Using AWS Data Pipeline - AWS Prescriptive Guidance

Using AWS Data Pipeline

AWS Data Pipeline is a web service that you can use to automate the movement and transformation of data. Using Data Pipeline, you can create a pipeline to export table data from the source account. The exported data is stored in an Amazon Simple Storage Service (Amazon S3) bucket in the target account. The S3 bucket in the target account must be accessible from the source account. To allow this cross-account access, update the access control list (ACL) in the target S3 bucket.

Create another pipeline in the target account (Account-B) to import data from the S3 bucket into the table in the target account.
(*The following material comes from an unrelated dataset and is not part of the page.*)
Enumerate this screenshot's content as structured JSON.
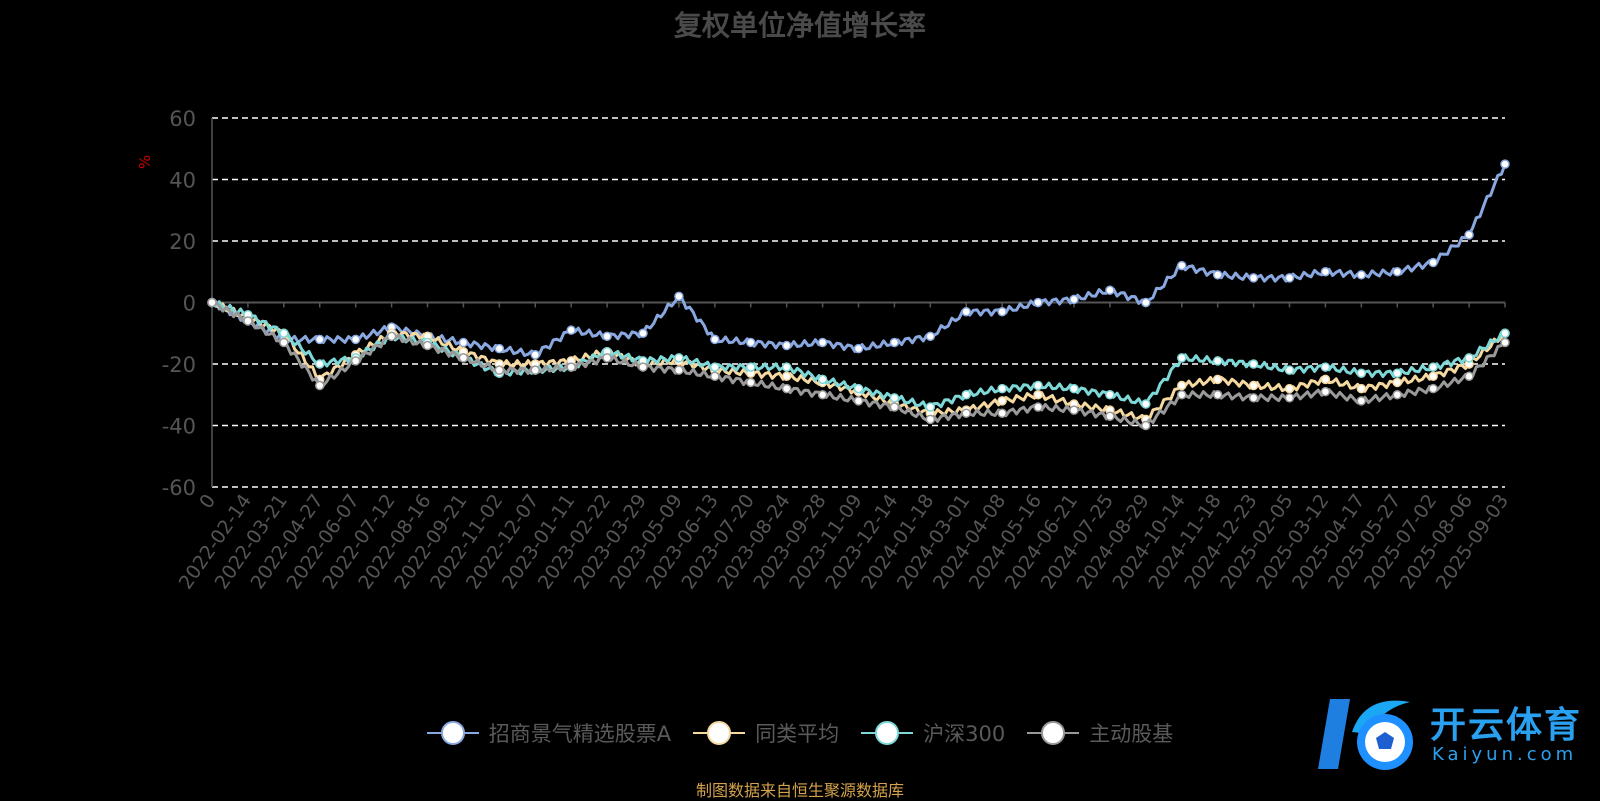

This was the traditional way to back up Amazon DynamoDB tables to Amazon S3 and to restore from Amazon S3 until AWS Glue introduced support for reading from DynamoDB tables natively.

Advantages

  • It's a serverless solution.

  • No new code is required.

  • AWS Data Pipeline uses Amazon EMR clusters behind the scenes for the job, so this approach is efficient and can handle large datasets.

Drawbacks

  • Additional AWS services (Data Pipeline and Amazon S3) are required.

  • The process consumes provisioned throughput on the source table and the target tables involved, so it can affect performance and availability.

  • This approach incurs additional costs, over the cost of DynamoDB read capacity units (RCUs) and write capacity units (WCUs).